The magnitude of historical momentum forces us not to think. Without being able to think, we thoughtlessly accept the male-driven philosophy, unconsciously giving up our own perspective, and relinquishing our ability to define the position of women – our own place -- within society. However those who went along with the male concepts sacrificed themselves. Whenever they face the reality of abandonment or abuse they blame their hardships on a man and, therefore, see the world as the interaction of man’s original sin and woman’s destiny of sacrifice, totally overlooking women’s independent existence. Worst of all, this situation doesn’t just exist but has becomes the norm so that people have become blind and numb towards it. For these reasons, my feminist art is meant to wake up women and make them more aware of their independent humanity and to be able to recognize and accept their identity as women. We all need to remember that we may not have daughter or sister or wife, but everybody in this world has a mother.

My soft sculpture uses the most recognizable body part of the female body, the breast, which is most associated with women. A woman’s breast has many different uses beyond nursing. She is very proud of them and keeps them secret. They demonstrate her youth and health and disclose her aging. They are her strength and her vulnerability. This body part is full of emotion and intimacy and sensitivity but at the same time they bear the most pain and the sadness of deterioration.

I use colorful cloth, expensive silk and humble linens to compose a wall of breasts to show women from different social classes, different personalities, and different responsibilities all with beautiful, graceful, voluptuous breasts. I use ink to draw male and female symbols, barely shown through the ink tones. Sometimes I also use huge works to call upon the image of the breasts and their power to alert people’s consciousness to the power of the female gender. These are not only meant to have people recognize the beauty, softness, kindness of the female, but also to shock the viewer with females’ power, resilience, and limitless flexibility of the value and meaning within their existence.

Especially here I want to state:

Nobody can deny it is women through whose pain the human race is continued. They bear the most basic, most original, primitive pain of creation – childbirth -- and therefore female art preserves the most true beauty on the greatest scale in order to fight for women’s’ voices to be heard. I state that this is my, and all contemporary women artists’, responsibility.

Bio

Zhen Guo, a Chinese-American artist, curator.
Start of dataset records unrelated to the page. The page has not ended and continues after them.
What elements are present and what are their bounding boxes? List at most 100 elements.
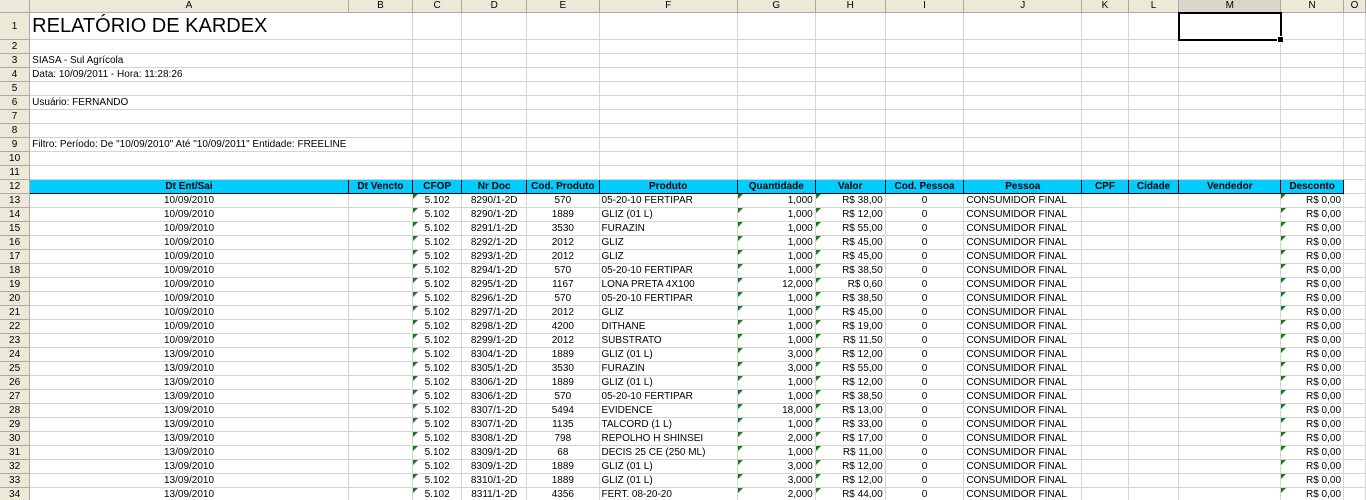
row-header-20[interactable]: 20 bbox=[0, 291, 31, 306]
row-header-19[interactable]: 19 bbox=[0, 277, 31, 292]
table-cell[interactable]: 0 bbox=[885, 361, 965, 376]
table-cell[interactable] bbox=[1081, 431, 1129, 446]
table-cell[interactable]: 13/09/2010 bbox=[29, 459, 349, 474]
empty-cell[interactable] bbox=[963, 123, 1083, 138]
table-cell[interactable]: 1,000 bbox=[737, 417, 816, 432]
empty-cell[interactable] bbox=[737, 137, 816, 152]
empty-cell[interactable] bbox=[963, 39, 1083, 54]
table-cell[interactable] bbox=[1081, 263, 1129, 278]
table-cell[interactable]: 8292/1-2D bbox=[461, 235, 528, 250]
table-cell[interactable]: 1,000 bbox=[737, 291, 816, 306]
table-cell[interactable] bbox=[348, 375, 414, 390]
column-title-quantidade[interactable]: Quantidade bbox=[736, 179, 816, 194]
empty-cell[interactable] bbox=[963, 151, 1083, 166]
column-header-f[interactable]: F bbox=[599, 0, 738, 13]
empty-cell[interactable] bbox=[1343, 12, 1366, 40]
table-cell[interactable]: CONSUMIDOR FINAL bbox=[963, 305, 1083, 320]
empty-cell[interactable] bbox=[737, 53, 816, 68]
table-cell[interactable]: CONSUMIDOR FINAL bbox=[963, 249, 1083, 264]
table-cell[interactable] bbox=[1081, 473, 1129, 488]
table-cell[interactable]: CONSUMIDOR FINAL bbox=[963, 445, 1083, 460]
column-header-o[interactable]: O bbox=[1343, 0, 1366, 13]
table-cell[interactable] bbox=[348, 487, 414, 500]
empty-cell[interactable] bbox=[1343, 333, 1366, 348]
table-cell[interactable] bbox=[1081, 235, 1129, 250]
table-cell[interactable]: 0 bbox=[885, 487, 965, 500]
table-cell[interactable]: 8307/1-2D bbox=[461, 417, 528, 432]
table-cell[interactable]: 10/09/2010 bbox=[29, 235, 349, 250]
row-header-34[interactable]: 34 bbox=[0, 487, 31, 500]
table-cell[interactable]: CONSUMIDOR FINAL bbox=[963, 473, 1083, 488]
table-cell[interactable]: CONSUMIDOR FINAL bbox=[963, 333, 1083, 348]
empty-cell[interactable] bbox=[1081, 109, 1129, 124]
row-header-5[interactable]: 5 bbox=[0, 81, 31, 96]
table-cell[interactable] bbox=[348, 361, 414, 376]
table-cell[interactable]: R$ 0,00 bbox=[1280, 431, 1345, 446]
table-cell[interactable]: 13/09/2010 bbox=[29, 361, 349, 376]
table-cell[interactable] bbox=[1081, 305, 1129, 320]
table-cell[interactable]: R$ 11,50 bbox=[815, 333, 886, 348]
empty-cell[interactable] bbox=[526, 67, 600, 82]
empty-cell[interactable] bbox=[348, 12, 414, 40]
report-title-cell[interactable]: RELATÓRIO DE KARDEX bbox=[29, 12, 349, 40]
table-cell[interactable]: 798 bbox=[526, 431, 600, 446]
table-cell[interactable]: 13/09/2010 bbox=[29, 431, 349, 446]
empty-cell[interactable] bbox=[1343, 123, 1366, 138]
empty-cell[interactable] bbox=[1178, 67, 1282, 82]
table-cell[interactable]: 8309/1-2D bbox=[461, 445, 528, 460]
table-cell[interactable]: FURAZIN bbox=[599, 221, 738, 236]
table-cell[interactable]: 0 bbox=[885, 277, 965, 292]
empty-cell[interactable] bbox=[599, 123, 738, 138]
table-cell[interactable]: 1,000 bbox=[737, 305, 816, 320]
table-cell[interactable]: GLIZ (01 L) bbox=[599, 207, 738, 222]
empty-cell[interactable] bbox=[963, 53, 1083, 68]
table-cell[interactable]: 0 bbox=[885, 333, 965, 348]
empty-cell[interactable] bbox=[1343, 361, 1366, 376]
table-cell[interactable]: 8304/1-2D bbox=[461, 347, 528, 362]
row-header-4[interactable]: 4 bbox=[0, 67, 31, 82]
table-cell[interactable] bbox=[1128, 361, 1180, 376]
table-cell[interactable]: 1,000 bbox=[737, 333, 816, 348]
table-cell[interactable] bbox=[348, 459, 414, 474]
empty-cell[interactable] bbox=[885, 39, 965, 54]
table-cell[interactable]: DECIS 25 CE (250 ML) bbox=[599, 445, 738, 460]
column-title-valor[interactable]: Valor bbox=[814, 179, 886, 194]
table-cell[interactable]: R$ 0,00 bbox=[1280, 333, 1345, 348]
row-header-30[interactable]: 30 bbox=[0, 431, 31, 446]
empty-cell[interactable] bbox=[461, 53, 528, 68]
table-cell[interactable]: 13/09/2010 bbox=[29, 445, 349, 460]
table-cell[interactable]: 10/09/2010 bbox=[29, 221, 349, 236]
empty-cell[interactable] bbox=[815, 123, 886, 138]
empty-cell[interactable] bbox=[963, 137, 1083, 152]
empty-cell[interactable] bbox=[885, 81, 965, 96]
empty-cell[interactable] bbox=[1081, 151, 1129, 166]
empty-cell[interactable] bbox=[815, 12, 886, 40]
table-cell[interactable]: 1,000 bbox=[737, 221, 816, 236]
table-cell[interactable] bbox=[1178, 291, 1282, 306]
table-cell[interactable]: 8290/1-2D bbox=[461, 193, 528, 208]
empty-cell[interactable] bbox=[963, 165, 1083, 180]
empty-cell[interactable] bbox=[1343, 277, 1366, 292]
table-cell[interactable]: R$ 45,00 bbox=[815, 249, 886, 264]
empty-cell[interactable] bbox=[1343, 375, 1366, 390]
table-cell[interactable]: 0 bbox=[885, 445, 965, 460]
empty-cell[interactable] bbox=[737, 151, 816, 166]
empty-cell[interactable] bbox=[1178, 123, 1282, 138]
empty-cell[interactable] bbox=[1343, 347, 1366, 362]
table-cell[interactable]: CONSUMIDOR FINAL bbox=[963, 193, 1083, 208]
empty-cell[interactable] bbox=[885, 12, 965, 40]
empty-cell[interactable] bbox=[1128, 12, 1180, 40]
empty-cell[interactable] bbox=[526, 137, 600, 152]
table-cell[interactable] bbox=[1178, 333, 1282, 348]
table-cell[interactable]: 18,000 bbox=[737, 403, 816, 418]
column-header-row[interactable]: ABCDEFGHIJKLMNO bbox=[0, 0, 1366, 13]
table-cell[interactable]: 5.102 bbox=[412, 235, 463, 250]
table-cell[interactable] bbox=[1178, 473, 1282, 488]
empty-cell[interactable] bbox=[1343, 417, 1366, 432]
table-cell[interactable]: EVIDENCE bbox=[599, 403, 738, 418]
empty-cell[interactable] bbox=[1343, 249, 1366, 264]
table-cell[interactable]: R$ 38,50 bbox=[815, 291, 886, 306]
table-cell[interactable]: TALCORD (1 L) bbox=[599, 417, 738, 432]
table-cell[interactable]: 8297/1-2D bbox=[461, 305, 528, 320]
empty-cell[interactable] bbox=[885, 109, 965, 124]
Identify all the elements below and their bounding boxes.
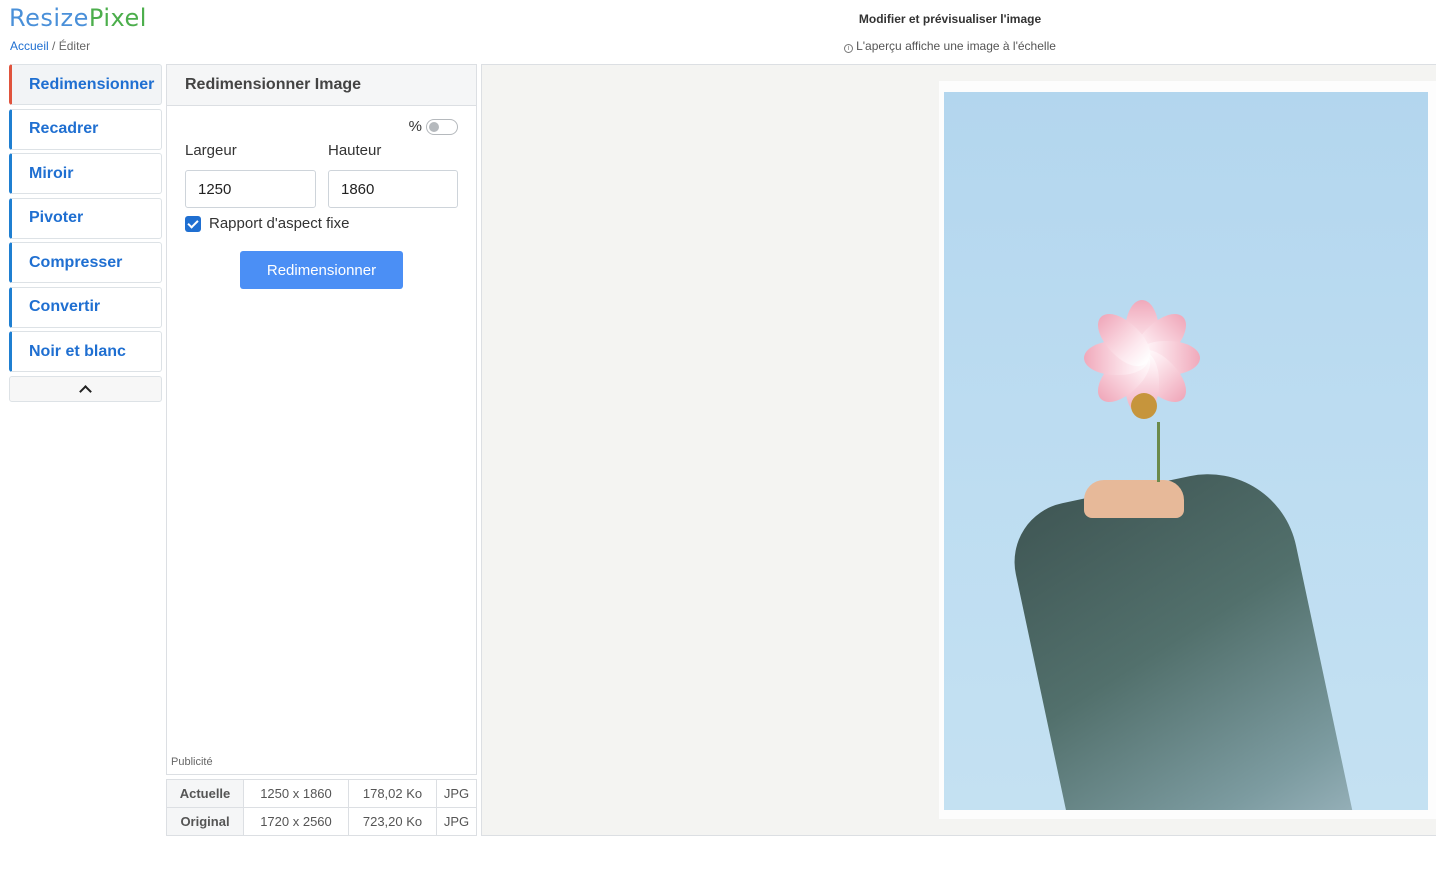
sidebar-item-convert[interactable]: Convertir: [9, 286, 162, 328]
chevron-up-icon: [79, 384, 92, 398]
breadcrumb: Accueil / Éditer: [10, 39, 90, 53]
height-label: Hauteur: [328, 142, 382, 159]
image-info-table: Actuelle 1250 x 1860 178,02 Ko JPG Origi…: [166, 779, 477, 836]
sidebar-item-label: Compresser: [29, 253, 123, 271]
width-label: Largeur: [185, 142, 237, 159]
tool-sidebar: Redimensionner Recadrer Miroir Pivoter C…: [9, 64, 162, 402]
info-row-label: Original: [166, 807, 244, 836]
brand-logo[interactable]: ResizePixel: [9, 4, 147, 32]
sidebar-item-crop[interactable]: Recadrer: [9, 108, 162, 150]
image-preview-area[interactable]: [481, 64, 1436, 836]
page-title: Modifier et prévisualiser l'image: [858, 12, 1042, 26]
info-dimensions: 1720 x 2560: [243, 807, 349, 836]
sidebar-item-label: Convertir: [29, 298, 101, 315]
brand-part-2: Pixel: [88, 4, 147, 32]
breadcrumb-home-link[interactable]: Accueil: [10, 39, 49, 53]
sidebar-item-compress[interactable]: Compresser: [9, 242, 162, 283]
info-dimensions: 1250 x 1860: [243, 779, 349, 808]
ad-label: Publicité: [171, 756, 213, 768]
resize-button[interactable]: Redimensionner: [240, 251, 403, 289]
table-row: Original 1720 x 2560 723,20 Ko JPG: [166, 807, 477, 836]
sidebar-item-label: Pivoter: [29, 209, 84, 226]
sidebar-item-rotate[interactable]: Pivoter: [9, 197, 162, 239]
sidebar-item-label: Recadrer: [29, 120, 99, 137]
preview-note: i L'aperçu affiche une image à l'échelle: [760, 39, 1140, 53]
sidebar-item-resize[interactable]: Redimensionner: [9, 64, 162, 105]
width-input[interactable]: [185, 170, 316, 208]
preview-image: [944, 92, 1428, 810]
info-size: 178,02 Ko: [348, 779, 437, 808]
photo-flower-stem: [1157, 422, 1160, 482]
preview-image-frame: [939, 81, 1436, 819]
aspect-ratio-row: Rapport d'aspect fixe: [185, 215, 349, 232]
height-input[interactable]: [328, 170, 458, 208]
info-icon: i: [844, 44, 854, 53]
info-row-label: Actuelle: [166, 779, 244, 808]
breadcrumb-current: Éditer: [58, 39, 91, 53]
sidebar-item-label: Miroir: [29, 164, 74, 182]
sidebar-item-label: Redimensionner: [29, 75, 155, 93]
preview-note-text: L'aperçu affiche une image à l'échelle: [856, 39, 1056, 53]
table-row: Actuelle 1250 x 1860 178,02 Ko JPG: [166, 779, 477, 808]
info-size: 723,20 Ko: [348, 807, 437, 836]
aspect-ratio-checkbox[interactable]: [185, 215, 201, 232]
sidebar-item-label: Noir et blanc: [29, 342, 126, 360]
percent-toggle[interactable]: [426, 118, 458, 135]
photo-sleeve: [1003, 457, 1365, 810]
percent-label: %: [408, 118, 422, 135]
sidebar-item-mirror[interactable]: Miroir: [9, 153, 162, 194]
sidebar-collapse-button[interactable]: [9, 375, 162, 402]
info-format: JPG: [436, 779, 477, 808]
resize-panel: Redimensionner Image % Largeur Hauteur R…: [166, 64, 477, 775]
breadcrumb-separator: /: [52, 39, 56, 53]
photo-hand: [1084, 480, 1184, 518]
info-format: JPG: [436, 807, 477, 836]
aspect-ratio-label: Rapport d'aspect fixe: [209, 215, 350, 232]
percent-toggle-row: %: [409, 118, 458, 135]
sidebar-item-black-white[interactable]: Noir et blanc: [9, 331, 162, 372]
photo-flower-center: [1131, 393, 1157, 419]
panel-title: Redimensionner Image: [167, 65, 476, 106]
brand-part-1: Resize: [9, 4, 89, 32]
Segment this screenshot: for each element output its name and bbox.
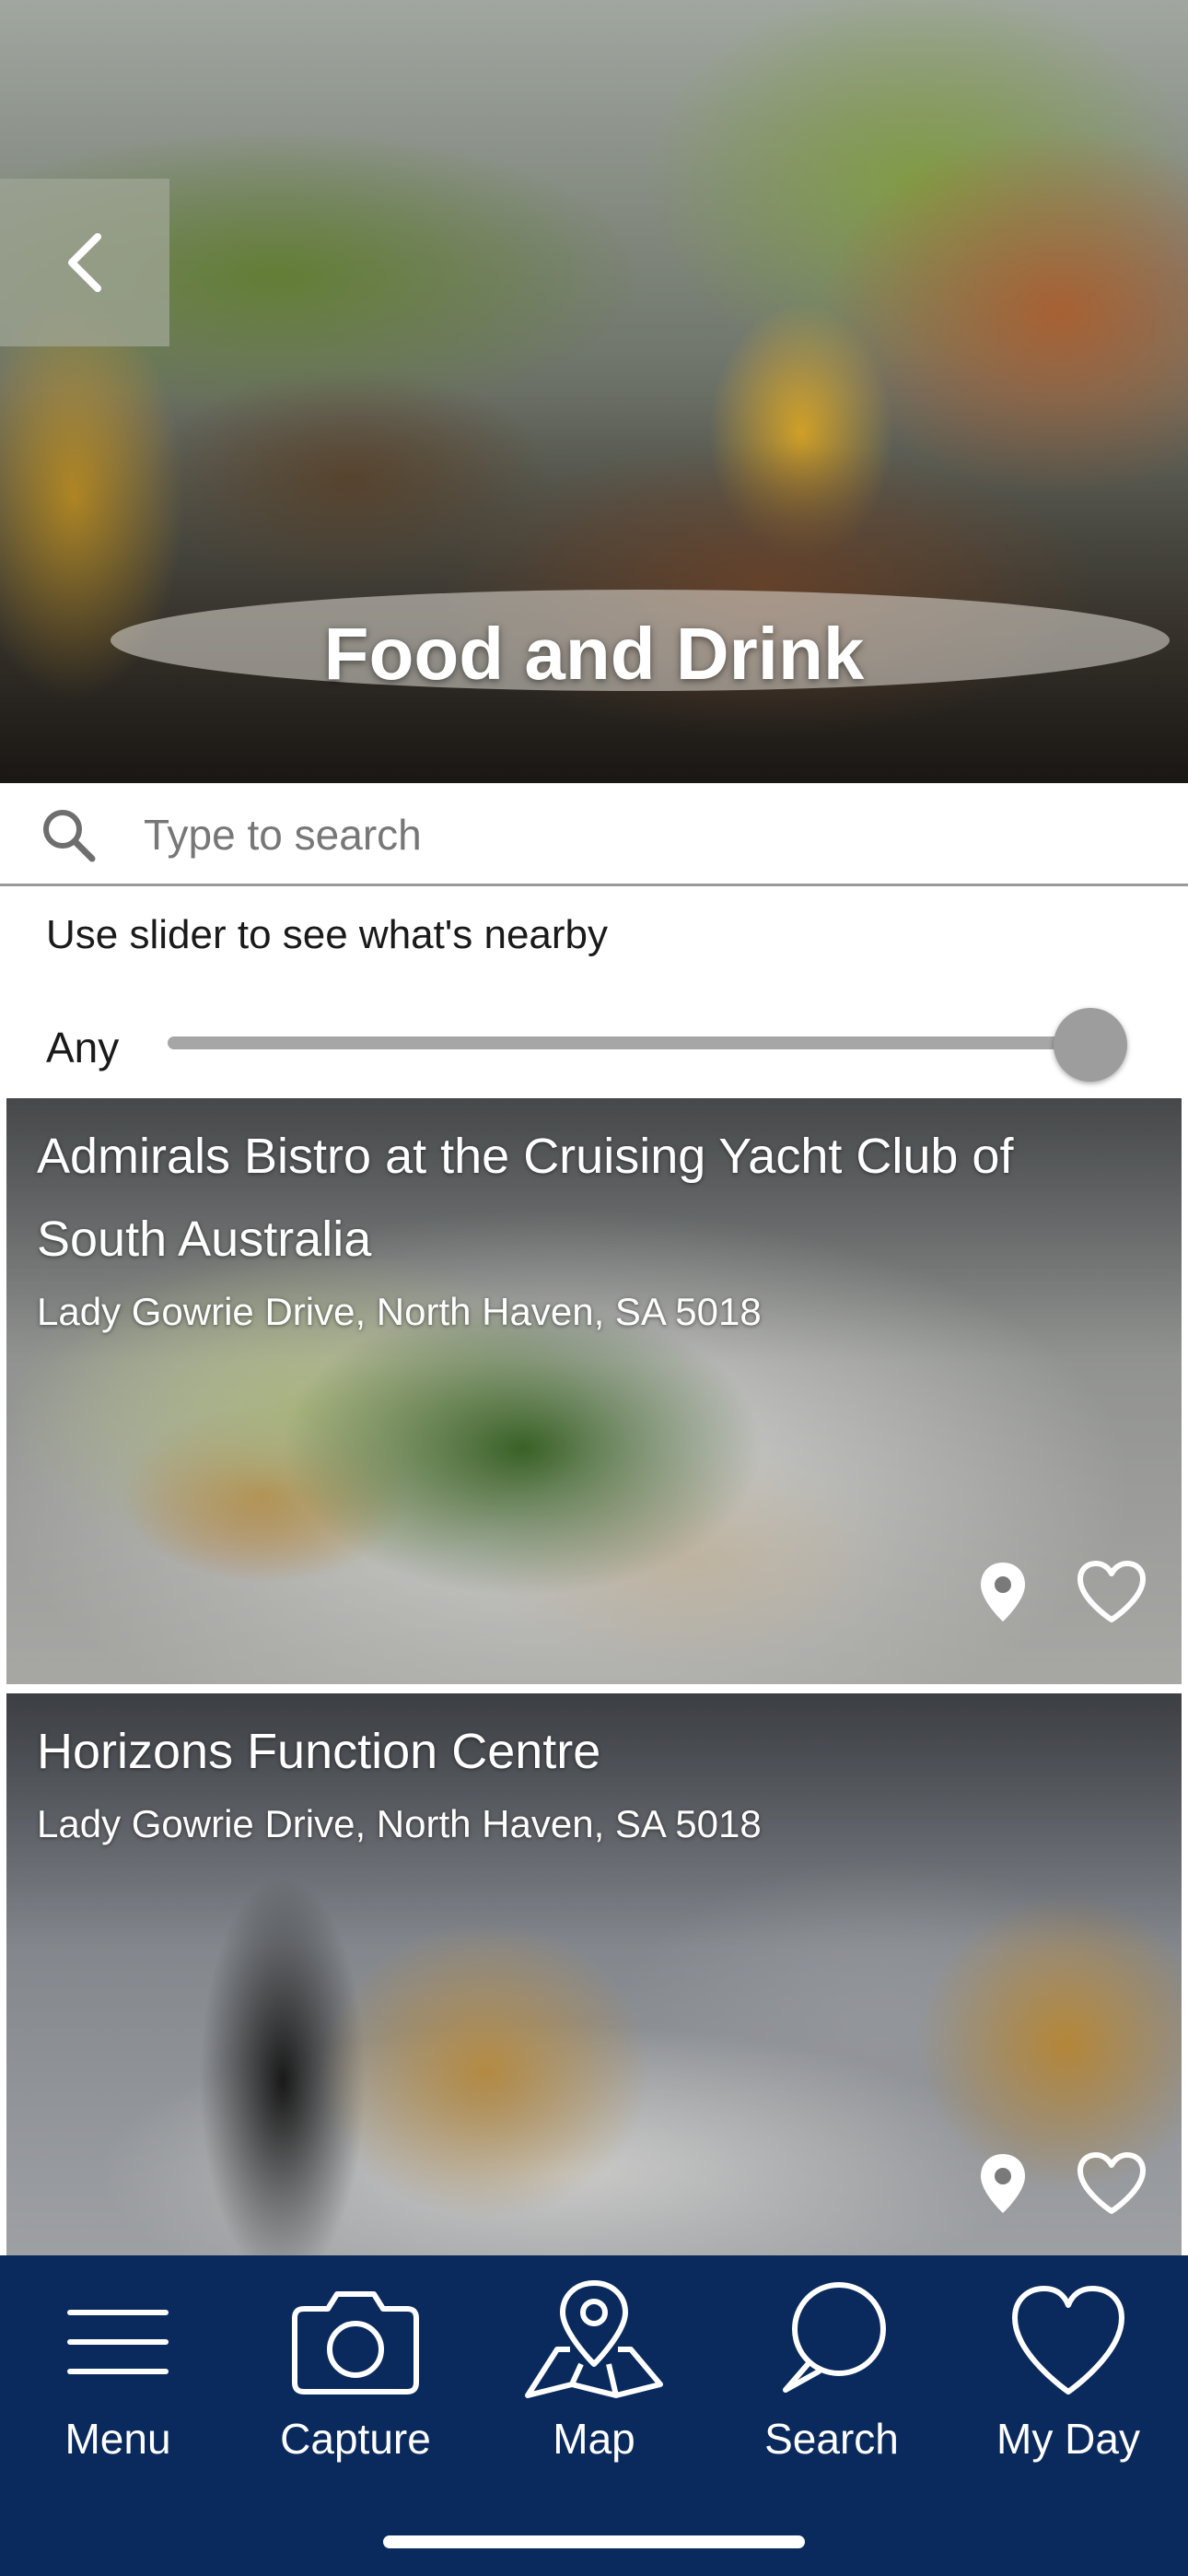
chevron-left-icon — [68, 233, 101, 292]
nav-label: Menu — [64, 2415, 171, 2463]
bottom-nav: Menu Capture Map Search My Day — [0, 2255, 1188, 2576]
nav-label: Map — [553, 2415, 635, 2463]
slider-hint: Use slider to see what's nearby — [46, 912, 609, 957]
menu-icon — [67, 2310, 169, 2374]
nav-label: My Day — [996, 2415, 1140, 2463]
nav-label: Search — [764, 2415, 899, 2463]
search-input[interactable] — [144, 800, 1157, 870]
listing-card[interactable]: Horizons Function Centre Lady Gowrie Dri… — [6, 1693, 1182, 2255]
camera-icon — [292, 2291, 419, 2395]
listing-address: Lady Gowrie Drive, North Haven, SA 5018 — [37, 1802, 762, 1845]
heart-icon[interactable] — [1075, 2150, 1148, 2217]
distance-slider-thumb[interactable] — [1054, 1008, 1127, 1082]
map-pin-icon — [525, 2280, 663, 2398]
listing-address: Lady Gowrie Drive, North Haven, SA 5018 — [37, 1290, 762, 1333]
listing-card[interactable]: Admirals Bistro at the Cruising Yacht Cl… — [6, 1098, 1182, 1684]
slider-label: Any — [46, 1024, 120, 1071]
nav-capture[interactable]: Capture — [254, 2276, 457, 2488]
search-icon — [43, 810, 96, 862]
listing-title: Horizons Function Centre — [37, 1724, 601, 1779]
heart-icon[interactable] — [1075, 1559, 1148, 1625]
nav-label: Capture — [280, 2415, 431, 2463]
hero-banner: Food and Drink — [0, 0, 1188, 783]
heart-icon — [1012, 2286, 1124, 2395]
home-indicator — [383, 2535, 805, 2548]
distance-slider-track[interactable] — [168, 1036, 1098, 1049]
nav-my-day[interactable]: My Day — [967, 2276, 1170, 2488]
location-pin-icon[interactable] — [973, 2150, 1032, 2217]
listing-title: Admirals Bistro at the Cruising Yacht Cl… — [37, 1129, 1014, 1267]
nav-map[interactable]: Map — [493, 2276, 695, 2488]
nav-menu[interactable]: Menu — [17, 2276, 219, 2488]
location-pin-icon[interactable] — [973, 1559, 1032, 1625]
nav-search[interactable]: Search — [730, 2276, 933, 2488]
search-bubble-icon — [783, 2282, 886, 2393]
search-bar — [0, 783, 1188, 886]
back-button[interactable] — [0, 179, 169, 346]
page-title: Food and Drink — [323, 613, 865, 695]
Born in Rizhao, Shandong, China. She graduated from the Fine Arts Department of Shandong Art School in 1976. Graduated from the Chinese Painting Department of the China Academy of Art in 1982 and stayed as a teacher at the Chinese Painting Department of the China Academy of Art. She was one of the earliest explorers of female ink art after the reform of China. In 1986, she went to the San Francisco Art College to study in the United States. In 1987, she went to the School of Art of York University in Canada as a visit scholars. In 1988, she set up Zhen Guo Art Studio in New York. She is a female ink artist active in the international art world, and an Asian American contemporary female ink art pioneer. She has participated in many international art exhibitions and has long been committed to the research and exploration of international contemporary women's art. Sotheby’s and other international auction companies have repeatedly promoted her work. In recent years, she has organized and participated in the “Existence” International Women's Art Exhibition in Changsha, China, and the “Touch, Body Boundary” exhibition at the Mona Museum of Contemporary Art in the United States. South Korea’s Jeonbuk Museum of Art “Asian Women Artists Exhibition”. And often do academic lectures at universities at home and abroad. She is currently a member of the North American Artists Association, a member of the American Professional Artists Association, a member of the Chinese Artists Association, and a visiting professor at several art universities.